Three men are on the ballot for the office of Governor in the upcoming SC Democratic Primary, which is scheduled for June 9.
Candidates for the nomination are Charleston lawyer Mullins McLeod; Billy Webster, a Greenville-based businessman and former Secretary of Education Dick Riley’s chief of staff; and current SC House member Jermaine Johnson, who serves House District 52, which includes parts of Kershaw and Richland counties.
Of the three candidates, Johnson is the only one whose campaign website includes any issue of concern for LGBTQ+ voters.

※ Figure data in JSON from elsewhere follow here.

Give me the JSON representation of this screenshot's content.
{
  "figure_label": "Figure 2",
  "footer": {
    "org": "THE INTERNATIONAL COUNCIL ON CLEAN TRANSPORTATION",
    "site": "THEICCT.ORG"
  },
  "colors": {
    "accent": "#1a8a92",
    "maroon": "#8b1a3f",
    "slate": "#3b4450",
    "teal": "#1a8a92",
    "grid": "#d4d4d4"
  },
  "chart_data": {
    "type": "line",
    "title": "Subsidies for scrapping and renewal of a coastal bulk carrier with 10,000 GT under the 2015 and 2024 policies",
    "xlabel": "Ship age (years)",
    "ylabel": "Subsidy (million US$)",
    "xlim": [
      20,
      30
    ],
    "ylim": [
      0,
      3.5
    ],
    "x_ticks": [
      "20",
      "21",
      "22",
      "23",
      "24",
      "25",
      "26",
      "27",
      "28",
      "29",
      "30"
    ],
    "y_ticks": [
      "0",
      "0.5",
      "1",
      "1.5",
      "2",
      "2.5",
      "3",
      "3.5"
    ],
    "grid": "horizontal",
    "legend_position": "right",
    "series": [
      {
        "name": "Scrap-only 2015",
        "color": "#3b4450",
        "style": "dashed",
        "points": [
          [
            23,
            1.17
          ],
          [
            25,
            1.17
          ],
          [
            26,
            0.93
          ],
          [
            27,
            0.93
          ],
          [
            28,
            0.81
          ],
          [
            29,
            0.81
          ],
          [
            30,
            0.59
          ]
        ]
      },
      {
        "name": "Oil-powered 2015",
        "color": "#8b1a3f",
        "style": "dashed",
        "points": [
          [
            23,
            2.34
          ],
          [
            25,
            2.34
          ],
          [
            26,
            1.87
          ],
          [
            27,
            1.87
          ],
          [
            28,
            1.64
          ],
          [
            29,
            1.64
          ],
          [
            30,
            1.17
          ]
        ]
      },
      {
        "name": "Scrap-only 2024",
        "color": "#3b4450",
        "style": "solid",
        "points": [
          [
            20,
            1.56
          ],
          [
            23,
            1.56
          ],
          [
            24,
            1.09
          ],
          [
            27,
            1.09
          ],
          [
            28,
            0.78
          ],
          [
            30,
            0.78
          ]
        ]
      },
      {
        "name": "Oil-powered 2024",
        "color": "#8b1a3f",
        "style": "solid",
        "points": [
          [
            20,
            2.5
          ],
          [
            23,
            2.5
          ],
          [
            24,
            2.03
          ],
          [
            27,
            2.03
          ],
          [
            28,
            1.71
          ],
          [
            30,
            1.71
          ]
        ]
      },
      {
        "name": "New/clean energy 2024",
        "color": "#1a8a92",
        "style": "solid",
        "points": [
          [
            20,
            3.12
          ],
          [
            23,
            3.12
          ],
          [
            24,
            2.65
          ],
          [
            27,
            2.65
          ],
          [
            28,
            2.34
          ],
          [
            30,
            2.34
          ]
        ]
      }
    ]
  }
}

He has been a long-time advocate for what is popularly called “Hate Crime” legislation.
Johnson also recently voted against H.3557, a Republican sponsored bill innocuously titled, “South Carolina Student Physical Privacy Act,” which forbids trans students from using any public school restroom or changing facility that does not correspond to their biological and clinically verified birth sex.
Two Democrats, Reps. Jackie Hayes and Leon Gilliam, joined House Republicans in passing that bill.
Johnson is one of the sponsors of SC House Bill H3039, the “Senator Clementa C. Pickney Hate Crimes Act,” originally introduced into the House in January 2025.
Driven in part by the 2015 Mother Emanuel AME Church shooting, a racially motivated massacre of nine church members, including the late Senator Pickney, the proposed bill also includes crimes motivated by anti-LGBTQ+ bias.
Johnson has expressed frustration at the protracted, uphill battle to see enhanced penalty (hate crimes) legislation passed in South Carolina. The state is one of only two in the country without such state-wide legislation. Wyoming, site of the brutal and deadly 1998 attack on University of Wyoming student Matthew Shepard, is the other.
Quoted in a 2025 Charleston station, ABCNews4 report, Johnson expressed his continued frustration with SC lawmakers. “We’ve allowed people to skate on by,” said Johnson. “We’ve allowed them to skate on by with zero accountability, without anyone challenging them, but I can assure you that this is a new day.”
The 68-year-old Webster, co-founder of the predatory lending company, Advance America, is a late entry into the race, announcing in late March. Advance America was sold in 2011 for $780 million.
McLeod’s campaign almost ended with a scandal surrounding his May 2025 arrest in Charleston. According to a report on ABC4 News, Charleston police found McLeod walking along the Battery wearing only his underwear and shoes and yelling loudly.
No LGBTQ+ issues are listed as “priorities” on Webster’s campaign website.
While the “Elderly” and homelessness made the cut for McLeod’s platform, LGBTQ+ people are nowhere to be found.
For LGBTQ+ concerns, one has to look at Johnson’s campaign website and voting history.
Latest polling by SC Policy Council, conducted before Webster entered into the race, had Johnson with a 17-point lead over McLeod.
If Johnson wins the primary, he will be faced with the Herculean task of being elected in a very red state.